Talkback: Stonetop
The end of the first season is one of our best episodes yet.
Welcome back to the Rascal Reading Club! This is the final episode of our first season all about GMing, which I called The Most Impossible Fun Thing. We end with the talkback episode on Jeremy Strandberg's Stonetop. My guest/co-host for the show is Sean Foer, professional GM and maker of videos. We discuss people's responses and end up with some great podcasting.
Excerpt:
Sean Foer: I do think that Stonetop is in many ways not just a textbook... it is a textbook for Stonetop, but it is also trying to inculcate a culture of play in a way that Mythic Bastionland assumed you came to Mythic Bastionland with the play culture that Mythic Bastionland expects. Whereas Stonetop is like, "Let me impart to you a sort of way of engaging with role-playing games that people have been doing for a while, but you might not be aware of."
Thomas Manuel: I think Mythic Bastionland is not expecting you to come in with a specific play culture, but it's sort of like come in with any play culture you want. It's like: I don't know what the best way to play this game is for you. (It sounds more humble but I don't think that's true.)
Foer: I think that actually is a part of Chris McDowell's culture of play.
Manuel: Yes, yes it is... There is a big difference — and I'm sure you've seen this — in the way people talk about opinionated games versus unopinionated games. You'll see people praise a game that is open to many cultures of play and they'll be praising it and then when you ask them about that game, it's a completely different game than somebody else who's played it and is praising it... And that's really cool and that's really awesome. But when you hear people play praise an opinionated game it's almost always for a thing in the game itself...
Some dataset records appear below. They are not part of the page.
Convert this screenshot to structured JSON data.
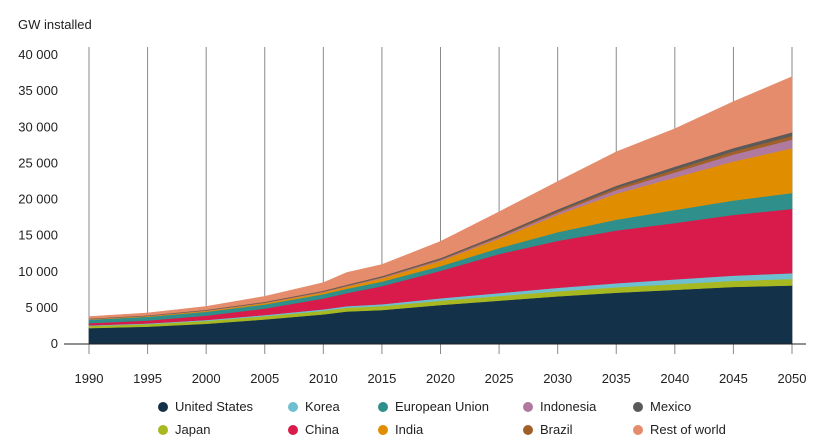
{
  "chart_data": {
    "type": "area",
    "stacked": true,
    "title": "",
    "ylabel": "GW installed",
    "xlabel": "",
    "x": [
      1990,
      1995,
      2000,
      2005,
      2010,
      2012,
      2015,
      2020,
      2025,
      2030,
      2035,
      2040,
      2045,
      2050
    ],
    "xticks": [
      "1990",
      "1995",
      "2000",
      "2005",
      "2010",
      "2015",
      "2020",
      "2025",
      "2030",
      "2035",
      "2040",
      "2045",
      "2050"
    ],
    "yticks": [
      "0",
      "5 000",
      "10 000",
      "15 000",
      "20 000",
      "25 000",
      "30 000",
      "35 000",
      "40 000"
    ],
    "ylim": [
      0,
      40000
    ],
    "xlim": [
      1990,
      2050
    ],
    "grid": "vertical",
    "legend_position": "bottom",
    "series": [
      {
        "name": "United States",
        "color": "#14314a",
        "values": [
          2200,
          2400,
          2800,
          3400,
          4100,
          4500,
          4700,
          5400,
          6000,
          6600,
          7100,
          7500,
          7900,
          8100
        ]
      },
      {
        "name": "Japan",
        "color": "#a8b820",
        "values": [
          300,
          350,
          400,
          450,
          500,
          520,
          550,
          600,
          650,
          700,
          750,
          800,
          850,
          900
        ]
      },
      {
        "name": "Korea",
        "color": "#6ebfcf",
        "values": [
          80,
          100,
          130,
          160,
          200,
          220,
          260,
          330,
          400,
          480,
          560,
          650,
          720,
          800
        ]
      },
      {
        "name": "China",
        "color": "#d81b4a",
        "values": [
          300,
          400,
          600,
          900,
          1500,
          1800,
          2500,
          3800,
          5400,
          6500,
          7300,
          7800,
          8400,
          8900
        ]
      },
      {
        "name": "European Union",
        "color": "#2f8f8a",
        "values": [
          500,
          520,
          540,
          570,
          600,
          610,
          630,
          650,
          830,
          1200,
          1500,
          1800,
          2000,
          2200
        ]
      },
      {
        "name": "India",
        "color": "#e08e00",
        "values": [
          60,
          80,
          120,
          180,
          250,
          300,
          450,
          700,
          1300,
          2400,
          3600,
          4500,
          5400,
          6200
        ]
      },
      {
        "name": "Indonesia",
        "color": "#b07aa0",
        "values": [
          20,
          30,
          40,
          50,
          70,
          80,
          100,
          150,
          200,
          300,
          500,
          700,
          950,
          1200
        ]
      },
      {
        "name": "Brazil",
        "color": "#a0602a",
        "values": [
          30,
          40,
          50,
          60,
          70,
          80,
          90,
          110,
          150,
          200,
          300,
          400,
          450,
          500
        ]
      },
      {
        "name": "Mexico",
        "color": "#5a5a5a",
        "values": [
          40,
          50,
          60,
          70,
          90,
          100,
          120,
          160,
          200,
          250,
          300,
          400,
          450,
          500
        ]
      },
      {
        "name": "Rest of world",
        "color": "#e48c6c",
        "values": [
          270,
          330,
          460,
          760,
          1120,
          1690,
          1600,
          2300,
          3170,
          3870,
          4690,
          5250,
          6430,
          7700
        ]
      }
    ],
    "legend_order": [
      "United States",
      "Korea",
      "European Union",
      "Indonesia",
      "Mexico",
      "Japan",
      "China",
      "India",
      "Brazil",
      "Rest of world"
    ]
  }
}
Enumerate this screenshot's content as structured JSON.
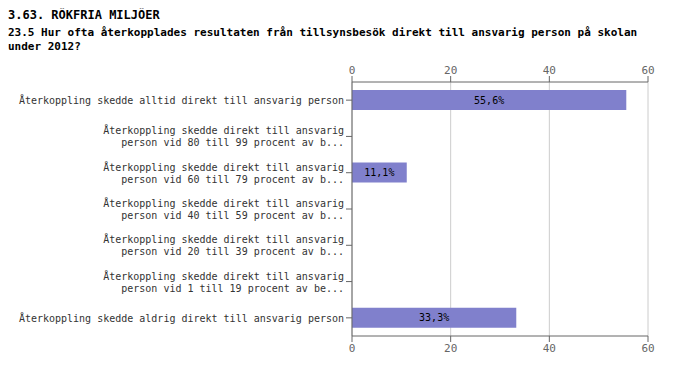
{
  "chart_data": {
    "type": "bar",
    "orientation": "horizontal",
    "title": "3.63. RÖKFRIA MILJÖER",
    "subtitle": "23.5 Hur ofta återkopplades resultaten från tillsynsbesök direkt till ansvarig person på skolan under 2012?",
    "categories": [
      "Återkoppling skedde alltid direkt till ansvarig person",
      "Återkoppling skedde direkt till ansvarig\nperson vid 80 till 99 procent av b...",
      "Återkoppling skedde direkt till ansvarig\nperson vid 60 till 79 procent av b...",
      "Återkoppling skedde direkt till ansvarig\nperson vid 40 till 59 procent av b...",
      "Återkoppling skedde direkt till ansvarig\nperson vid 20 till 39 procent av b...",
      "Återkoppling skedde direkt till ansvarig\nperson vid 1 till 19 procent av be...",
      "Återkoppling skedde aldrig direkt till ansvarig person"
    ],
    "values": [
      55.6,
      0,
      11.1,
      0,
      0,
      0,
      33.3
    ],
    "value_labels": [
      "55,6%",
      null,
      "11,1%",
      null,
      null,
      null,
      "33,3%"
    ],
    "data_labels": true,
    "color": "#8080cc",
    "xlim": [
      0,
      60
    ],
    "xticks": [
      0,
      20,
      40,
      60
    ],
    "grid": true
  }
}
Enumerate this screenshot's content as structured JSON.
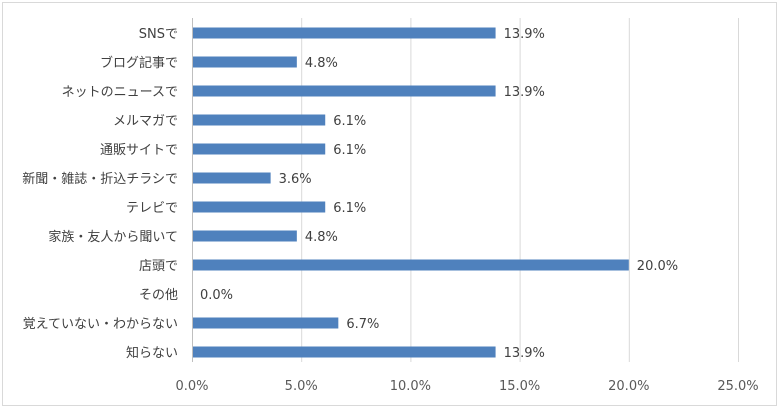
{
  "chart_data": {
    "type": "bar",
    "orientation": "horizontal",
    "categories": [
      "SNSで",
      "ブログ記事で",
      "ネットのニュースで",
      "メルマガで",
      "通販サイトで",
      "新聞・雑誌・折込チラシで",
      "テレビで",
      "家族・友人から聞いて",
      "店頭で",
      "その他",
      "覚えていない・わからない",
      "知らない"
    ],
    "values": [
      13.9,
      4.8,
      13.9,
      6.1,
      6.1,
      3.6,
      6.1,
      4.8,
      20.0,
      0.0,
      6.7,
      13.9
    ],
    "data_labels": [
      "13.9%",
      "4.8%",
      "13.9%",
      "6.1%",
      "6.1%",
      "3.6%",
      "6.1%",
      "4.8%",
      "20.0%",
      "0.0%",
      "6.7%",
      "13.9%"
    ],
    "xlim": [
      0,
      25
    ],
    "x_ticks": [
      0,
      5,
      10,
      15,
      20,
      25
    ],
    "x_tick_labels": [
      "0.0%",
      "5.0%",
      "10.0%",
      "15.0%",
      "20.0%",
      "25.0%"
    ],
    "title": "",
    "xlabel": "",
    "ylabel": "",
    "grid": true,
    "legend": false,
    "bar_color": "#4f81bd"
  }
}
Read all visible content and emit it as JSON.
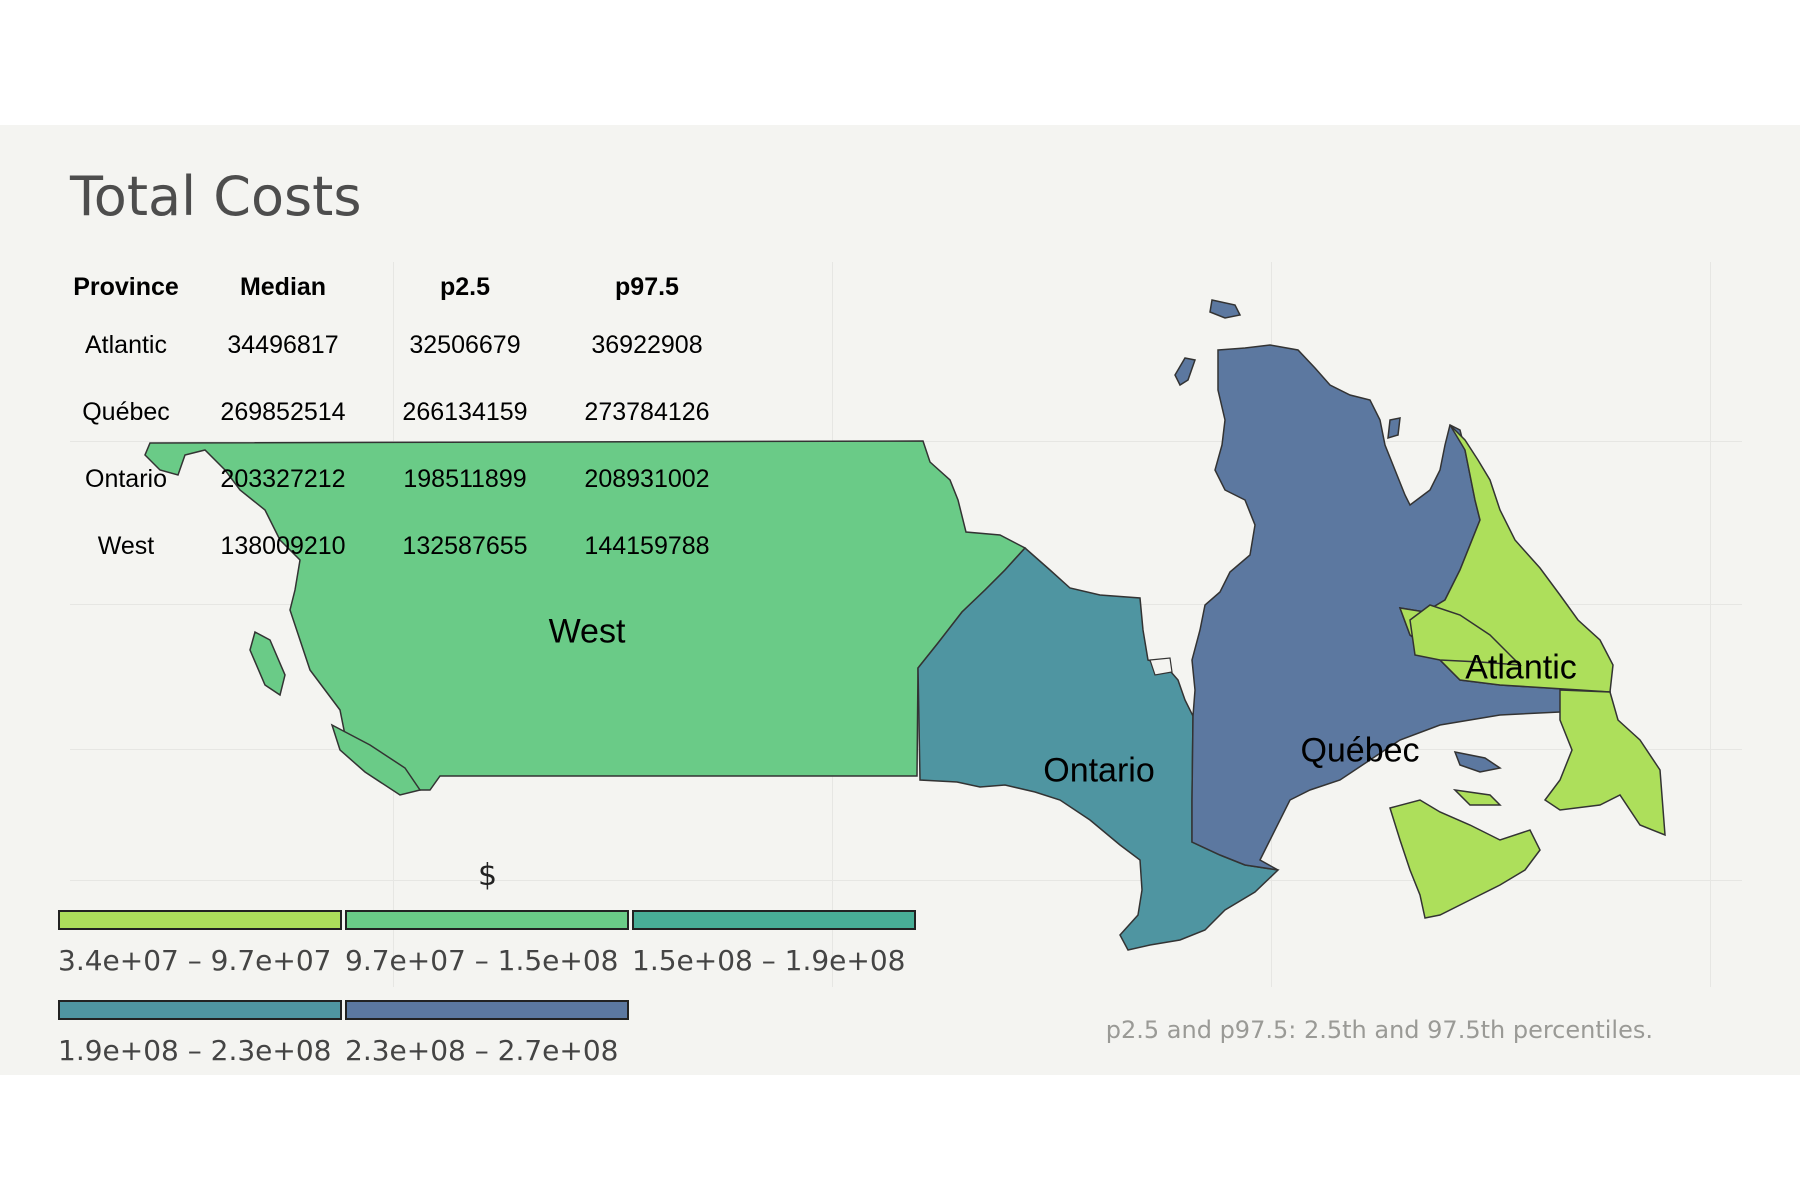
{
  "title": "Total Costs",
  "table": {
    "headers": [
      "Province",
      "Median",
      "p2.5",
      "p97.5"
    ],
    "rows": [
      [
        "Atlantic",
        "34496817",
        "32506679",
        "36922908"
      ],
      [
        "Québec",
        "269852514",
        "266134159",
        "273784126"
      ],
      [
        "Ontario",
        "203327212",
        "198511899",
        "208931002"
      ],
      [
        "West",
        "138009210",
        "132587655",
        "144159788"
      ]
    ]
  },
  "regions": [
    {
      "name": "West",
      "color": "#6acb87"
    },
    {
      "name": "Ontario",
      "color": "#4f95a1"
    },
    {
      "name": "Québec",
      "color": "#5c78a0"
    },
    {
      "name": "Atlantic",
      "color": "#addf5b"
    }
  ],
  "legend": {
    "title": "$",
    "items": [
      {
        "label": "3.4e+07 – 9.7e+07",
        "color": "#addf5b"
      },
      {
        "label": "9.7e+07 – 1.5e+08",
        "color": "#6acb87"
      },
      {
        "label": "1.5e+08 – 1.9e+08",
        "color": "#48ae96"
      },
      {
        "label": "1.9e+08 – 2.3e+08",
        "color": "#4f95a1"
      },
      {
        "label": "2.3e+08 – 2.7e+08",
        "color": "#5c78a0"
      }
    ]
  },
  "caption": "p2.5 and p97.5: 2.5th and 97.5th percentiles."
}
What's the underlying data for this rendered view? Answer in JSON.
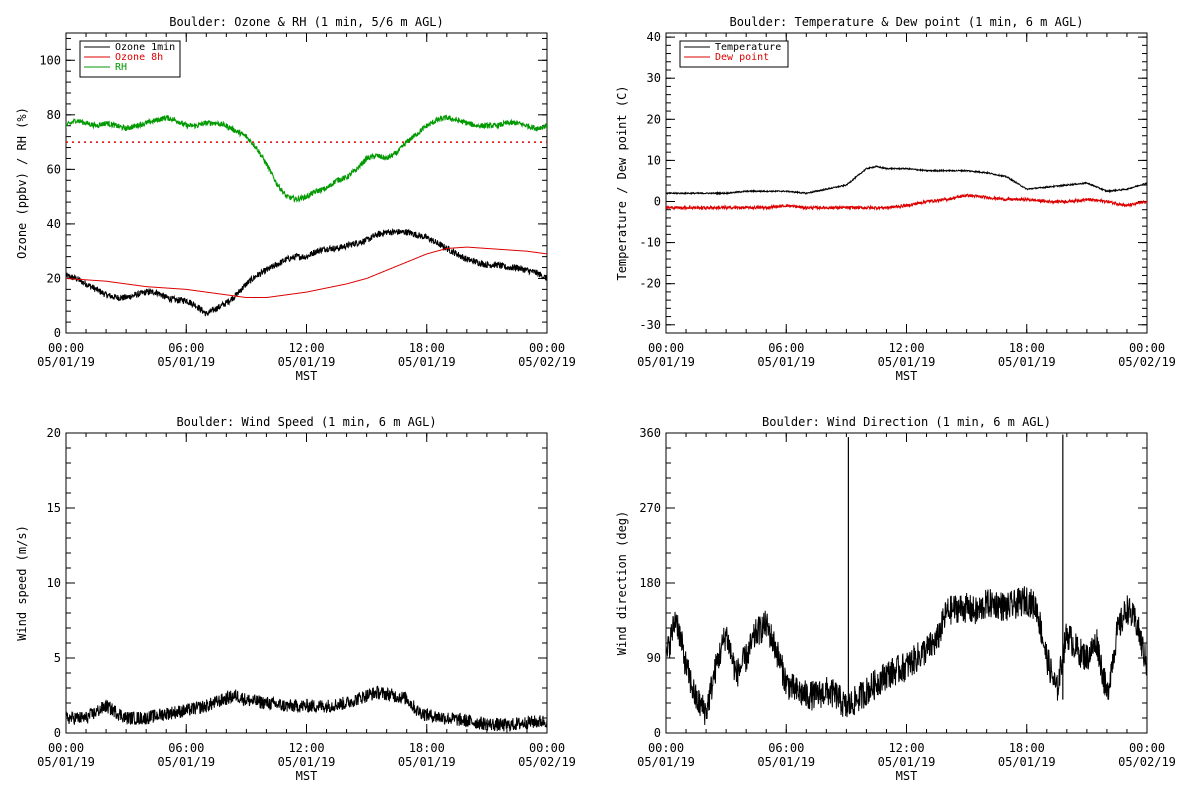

Foer: In both cases, it is praise for the voice of the designer at the table. In one case, it's the way that the designer's voice inspired me to create something in the oeuvre, in the genre of the game — genre not as like fictional genre, but more as like type, the possibility space, the zone of expectation created by the game. In an opinionated game, it's like the author was kind of an asynchronous collaborator with us. The book was there with us like guiding us and pushing us into this new place.
Manuel: I sometimes feel — and I guess this is part of the ethos of this show — that we don't have really good language for talking about what we bring to games. We know how to praise designers and to some extent maybe we praise designers too much... We don't really know how to talk about the fact that 'I did something cool here'.
Foer: I strongly agree. Usually the game as a sort of nebulous folk object in people's imaginations gets praise for what is actually the work of the GM and the players. Like, a little too often people will talk about an amazing experience they had playing a game, and then you hear what they did and it's like, I don't think you can point anywhere in the text of the game you're referring to and find what you did with it.
Manuel: Or you can but it's it's 20% of the thing that you did...
Foer: And you see the reverse as well, where people struggle with something that's in the text of the game and someone will very unhelpfully be like, "Oh, you're just supposed to change that. You're not supposed to use that part. It's not a problem. You're wrong to criticize the game actually. You can't criticize the game because the game says in it that you can change it, and therefore that criticism is invalid."
Manuel: It is a very weird outcome where we give credit to the game but we don't criticize the game and we criticize ourselves but we don't praise ourselves.